His voice raised; he still held the fold of Wayne’s cloak, and Wayne stood rigid as steel while Bowzar spoke, ever more and more loudly and bitterly, with a passion I never knew the man to own.
Or will you scrape together our bloody tracks over five thousand miles of road for five years? Will you give us back our honor, we who have been beaten and lashed as foreign scum – or will you take one man out of the ranks, one man who talks the English a little less finely than you do, one man without property and wealth, and raise him up to be an officer over us? Will you honor us with even one of our own to lead us? Will you stop the ache of hunger in our bellies, so that while you fatten yourselves in the houses of the God-damned patroons and the cursed British gentlemen, we must watch our little drummer lads die for want of a shred of meat? Will you march us against the British enemy, instead of leaving us to rot in these cursed encampments – because you have not the guts to risk a fight that might bring a frown from that rotten, betraying Congress? Will you bring all the Lines together, so that they will stop plotting against each other and go against the enemy? Will you make the Declaration of Independence the law of this army? Will you give us equal bounty and equal pay? Will you hang every officer who kills one of us in his anger, who cheats us, who sells our food, who gambles away our pay, who speculates in the Philadelphia market with our clothing, who insults our women, who kicks our children? Will you do that, General Wayne? Will you declare that the Jersey and Pennsylvania farmers who hold their land in tenancy from the patroons and the lords now have it in freehold forever? Will you tell them that if they give us food, we will fight to the death for their freehold? Will you guarantee a hundred acres of land for every man in this army? You can do that, General Wayne – for there is land without end or limit in Pennsylvania, and no one owns it but the lords in London. Will you take it from them, and give it to us? Will you give us a stake in this? Will you now?… Come now?… The Line is standing to arms in the bitter cold, and you would not have them stand in the cold the whole night through! You would not have that – for then they would think that this is another evidence of the ways of the gentry and the disregard they have for what a simple man feels. So speak out, General Wayne!

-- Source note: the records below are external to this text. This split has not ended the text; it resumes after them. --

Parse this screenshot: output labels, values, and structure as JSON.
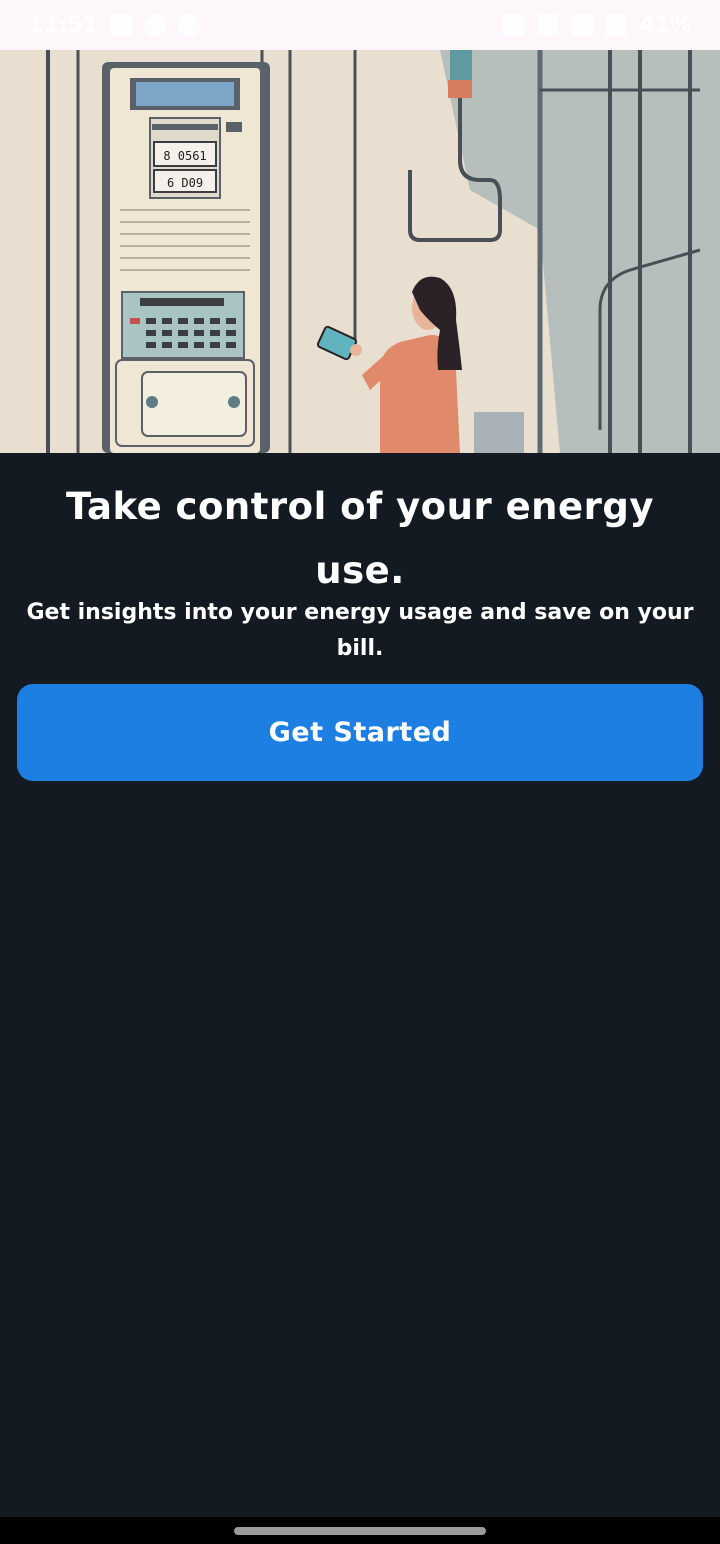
{
  "status_bar": {
    "time": "11:51",
    "battery": "41%"
  },
  "hero": {
    "meter_reading_top": "8 0561",
    "meter_reading_bottom": "6 D09"
  },
  "onboarding": {
    "headline": "Take control of your energy use.",
    "subtitle": "Get insights into your energy usage and save on your bill.",
    "cta_label": "Get Started"
  },
  "colors": {
    "background": "#131a22",
    "accent": "#1e7fe3",
    "text": "#ffffff"
  }
}
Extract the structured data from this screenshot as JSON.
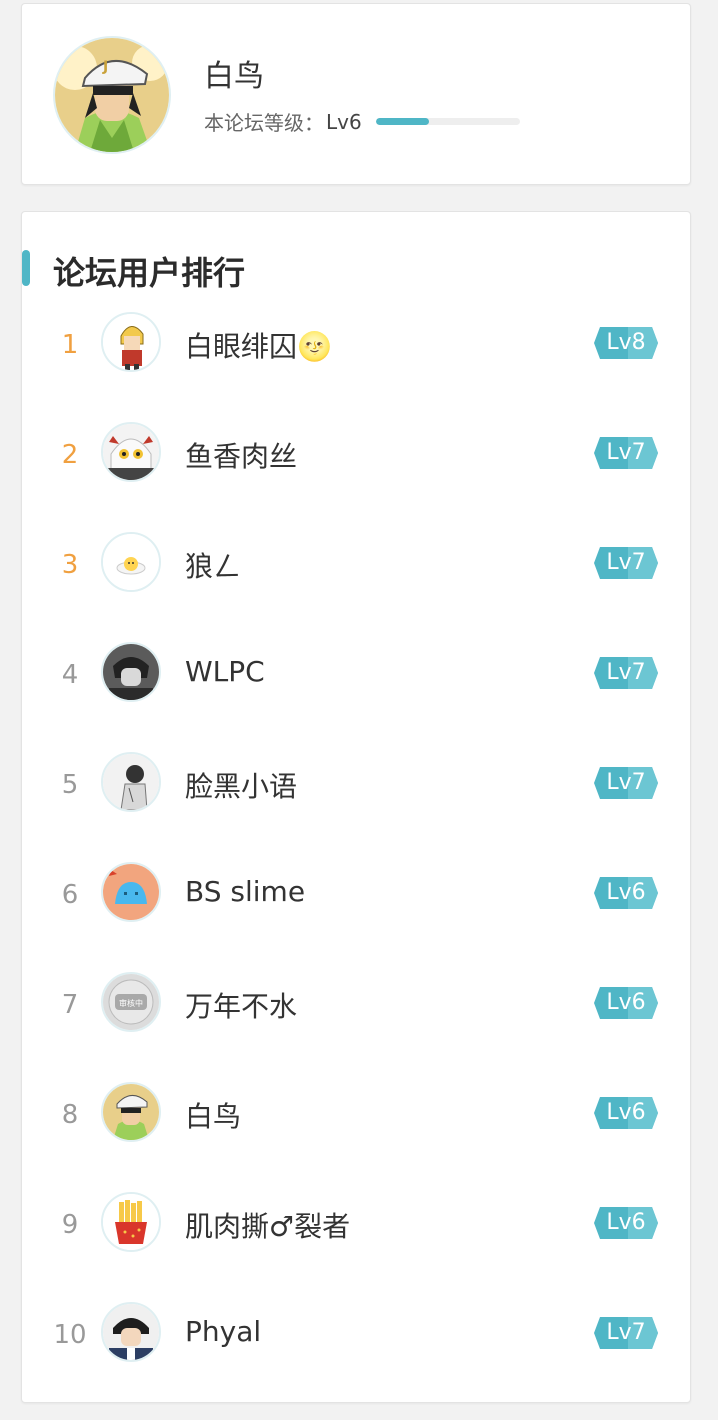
{
  "profile": {
    "name": "白鸟",
    "level_label": "本论坛等级：",
    "level": "Lv6",
    "level_progress_percent": 37
  },
  "ranking": {
    "title": "论坛用户排行",
    "rows": [
      {
        "rank": "1",
        "name": "白眼绯囚🌝",
        "level": "Lv8",
        "avatar": "blonde-boy-icon"
      },
      {
        "rank": "2",
        "name": "鱼香肉丝",
        "level": "Lv7",
        "avatar": "anime-girl-icon"
      },
      {
        "rank": "3",
        "name": "狼ㄥ",
        "level": "Lv7",
        "avatar": "egg-icon"
      },
      {
        "rank": "4",
        "name": "WLPC",
        "level": "Lv7",
        "avatar": "dark-hair-boy-icon"
      },
      {
        "rank": "5",
        "name": "脸黑小语",
        "level": "Lv7",
        "avatar": "sketch-boy-icon"
      },
      {
        "rank": "6",
        "name": "BS slime",
        "level": "Lv6",
        "avatar": "slime-icon"
      },
      {
        "rank": "7",
        "name": "万年不水",
        "level": "Lv6",
        "avatar": "under-review-icon"
      },
      {
        "rank": "8",
        "name": "白鸟",
        "level": "Lv6",
        "avatar": "jotaro-icon"
      },
      {
        "rank": "9",
        "name": "肌肉撕♂裂者",
        "level": "Lv6",
        "avatar": "fries-icon"
      },
      {
        "rank": "10",
        "name": "Phyal",
        "level": "Lv7",
        "avatar": "detective-icon"
      }
    ],
    "avatar_badge_text": "审核中"
  },
  "colors": {
    "accent": "#4fb6c6",
    "top_rank": "#f0a040",
    "rank": "#999999"
  }
}
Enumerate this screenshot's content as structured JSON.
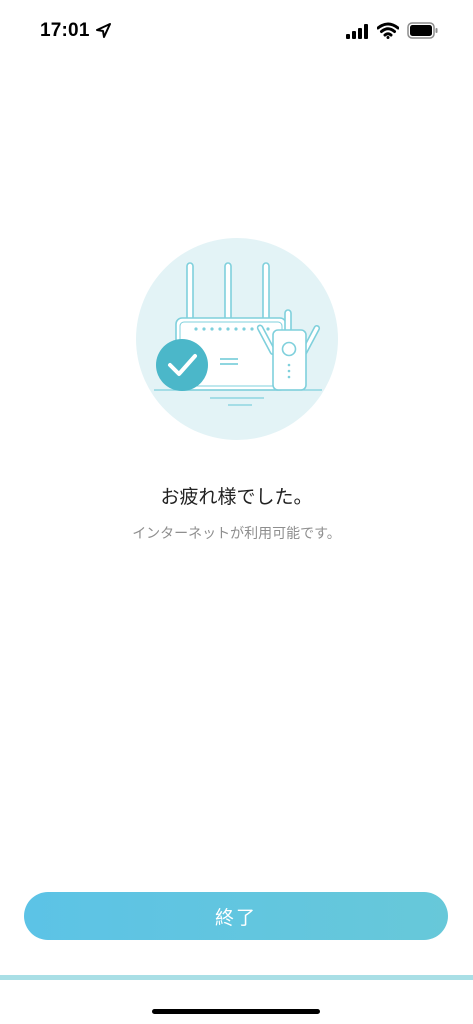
{
  "status_bar": {
    "time": "17:01",
    "icons": [
      "location-arrow-icon",
      "cellular-signal-icon",
      "wifi-icon",
      "battery-icon"
    ]
  },
  "illustration": {
    "icon": "router-extender-success-illustration",
    "colors": {
      "circle_bg": "#e3f3f6",
      "line": "#7fd0dc",
      "check_circle": "#4bb7c9"
    }
  },
  "content": {
    "title": "お疲れ様でした。",
    "subtitle": "インターネットが利用可能です。"
  },
  "button": {
    "finish_label": "終了",
    "color": "#5cc3e6"
  }
}
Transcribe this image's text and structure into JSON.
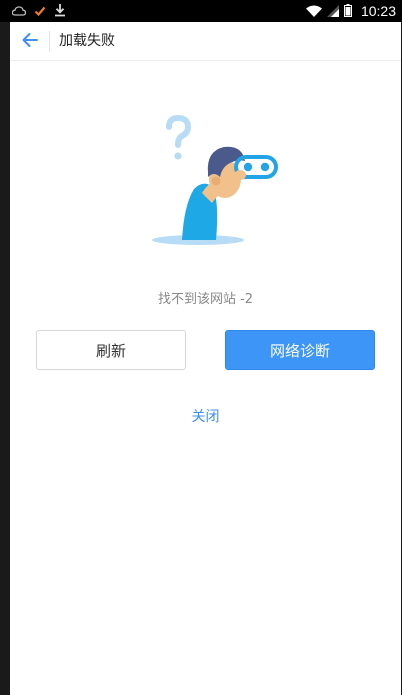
{
  "status_bar": {
    "time": "10:23",
    "left_icons": [
      "cloud-icon",
      "check-icon",
      "download-icon"
    ],
    "right_icons": [
      "wifi-icon",
      "signal-icon",
      "battery-icon"
    ]
  },
  "appbar": {
    "back_icon": "arrow-left-icon",
    "title": "加载失败"
  },
  "error": {
    "message": "找不到该网站 -2"
  },
  "actions": {
    "refresh_label": "刷新",
    "diagnose_label": "网络诊断",
    "close_label": "关闭"
  },
  "colors": {
    "accent": "#3d95f7",
    "link": "#3d8ff0",
    "status_bar": "#000000"
  }
}
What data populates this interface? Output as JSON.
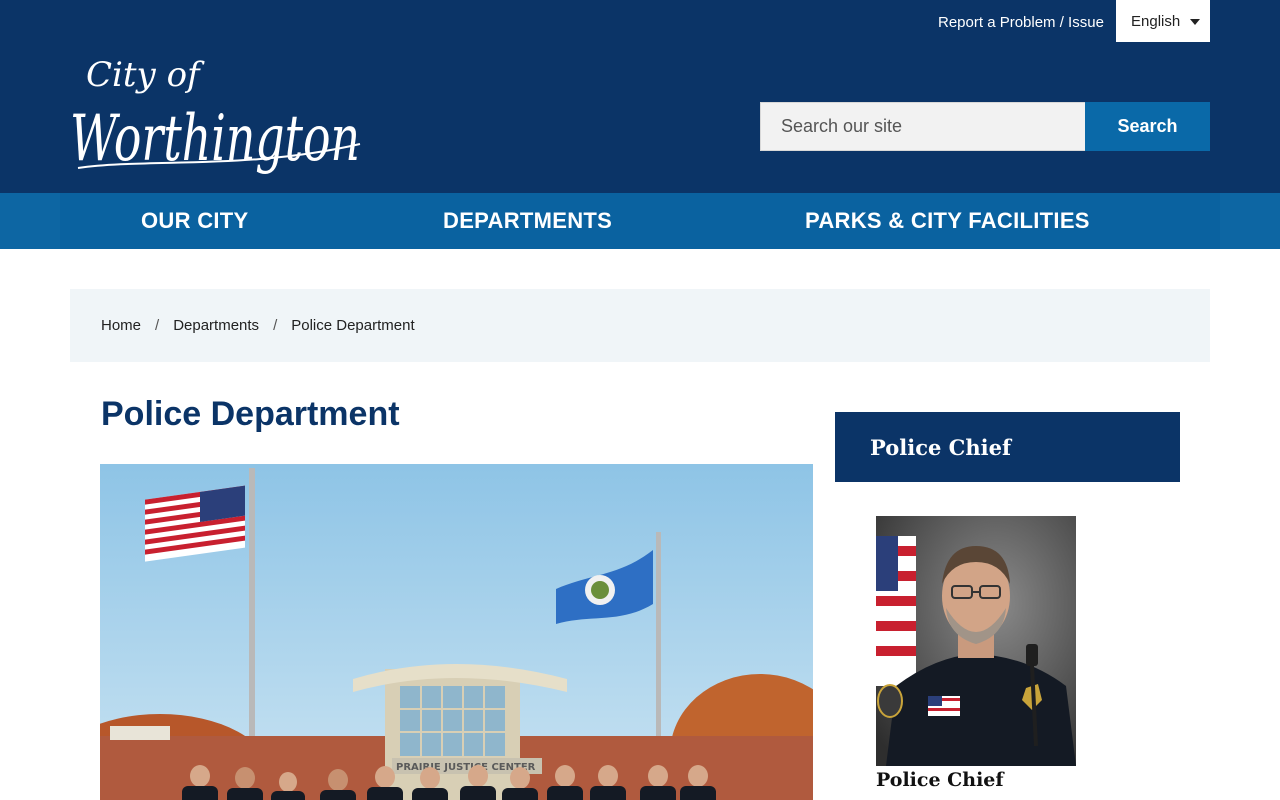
{
  "header": {
    "report_link": "Report a Problem / Issue",
    "language": "English",
    "logo_text_top": "City of",
    "logo_text_main": "Worthington",
    "search_placeholder": "Search our site",
    "search_button": "Search"
  },
  "nav": {
    "items": [
      {
        "label": "OUR CITY"
      },
      {
        "label": "DEPARTMENTS"
      },
      {
        "label": "PARKS & CITY FACILITIES"
      }
    ]
  },
  "breadcrumb": {
    "items": [
      {
        "label": "Home"
      },
      {
        "label": "Departments"
      },
      {
        "label": "Police Department"
      }
    ],
    "separator": "/"
  },
  "main": {
    "title": "Police Department",
    "hero_sign_text": "PRAIRIE JUSTICE CENTER"
  },
  "sidebar": {
    "heading": "Police Chief",
    "caption": "Police Chief"
  },
  "colors": {
    "header_bg": "#0b3467",
    "nav_bg": "#0a62a0",
    "accent": "#0a69a8",
    "breadcrumb_bg": "#f0f5f8"
  }
}
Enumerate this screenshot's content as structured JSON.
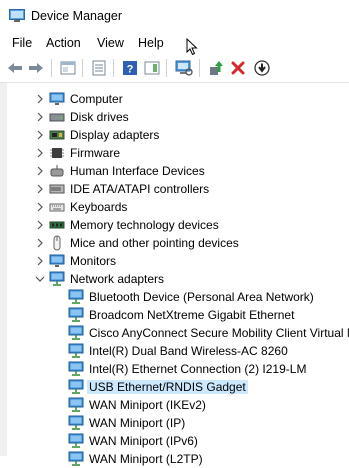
{
  "window": {
    "title": "Device Manager"
  },
  "menu": [
    {
      "label": "File"
    },
    {
      "label": "Action"
    },
    {
      "label": "View"
    },
    {
      "label": "Help"
    }
  ],
  "toolbar": [
    {
      "icon": "back-arrow-icon"
    },
    {
      "icon": "forward-arrow-icon"
    },
    {
      "icon": "properties-icon"
    },
    {
      "icon": "console-tree-icon"
    },
    {
      "icon": "help-icon"
    },
    {
      "icon": "action-pane-icon"
    },
    {
      "icon": "scan-hardware-icon"
    },
    {
      "icon": "update-driver-icon"
    },
    {
      "icon": "uninstall-device-icon"
    },
    {
      "icon": "disable-device-icon"
    }
  ],
  "tree": {
    "categories": [
      {
        "label": "Computer",
        "icon": "computer-icon"
      },
      {
        "label": "Disk drives",
        "icon": "disk-drive-icon"
      },
      {
        "label": "Display adapters",
        "icon": "display-adapter-icon"
      },
      {
        "label": "Firmware",
        "icon": "firmware-icon"
      },
      {
        "label": "Human Interface Devices",
        "icon": "hid-icon"
      },
      {
        "label": "IDE ATA/ATAPI controllers",
        "icon": "ide-controller-icon"
      },
      {
        "label": "Keyboards",
        "icon": "keyboard-icon"
      },
      {
        "label": "Memory technology devices",
        "icon": "memory-device-icon"
      },
      {
        "label": "Mice and other pointing devices",
        "icon": "mouse-icon"
      },
      {
        "label": "Monitors",
        "icon": "monitor-icon"
      },
      {
        "label": "Network adapters",
        "icon": "network-adapter-icon",
        "expanded": true
      }
    ],
    "network_adapters": [
      {
        "label": "Bluetooth Device (Personal Area Network)"
      },
      {
        "label": "Broadcom NetXtreme Gigabit Ethernet"
      },
      {
        "label": "Cisco AnyConnect Secure Mobility Client Virtual M"
      },
      {
        "label": "Intel(R) Dual Band Wireless-AC 8260"
      },
      {
        "label": "Intel(R) Ethernet Connection (2) I219-LM"
      },
      {
        "label": "USB Ethernet/RNDIS Gadget",
        "selected": true
      },
      {
        "label": "WAN Miniport (IKEv2)"
      },
      {
        "label": "WAN Miniport (IP)"
      },
      {
        "label": "WAN Miniport (IPv6)"
      },
      {
        "label": "WAN Miniport (L2TP)"
      }
    ]
  }
}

In a fury, Billy Bowzar finished, and he flung away the general’s cloak as if it were dirt. But Wayne didn’t move, and there came a sigh out of the paraded men; and then Wayne said softly:
These are not demands I can satisfy, as well you know.
Then you can satisfy one other demand of ours, said Billy Bowzar. Get on your horse and ride ou
t of our sight, and take your damned staff with you. The lot of you are like an abomination!
Now Wayne was rage incarnate, his face flour-white and every muscle along his cheeks trembling and quivering, and like a man made out of clockwork, tight springs and bent metal rods, he mounted his horse, hesitated just one moment, and then walked his horse toward us – with the other officers following him – spitting out words that were like molten spots of metal.
I command this Line! Do you hear me? All of you! This is an order: Break your ranks!
It was just before and during this that Angus MacGrath returned and whispered to me. For Christ’s sake, Jamie, there is hell to pay in the old huts – and breaking into the Scottish – an’ a deil gaed o’er Jock Webster, and the situation is dour, I tell ye, with the 5th and the 9th standing to arms, all cosh with the officers; and will ye tell the Committee to get us to hell out o’ here before we shed our blood and die in this damned place?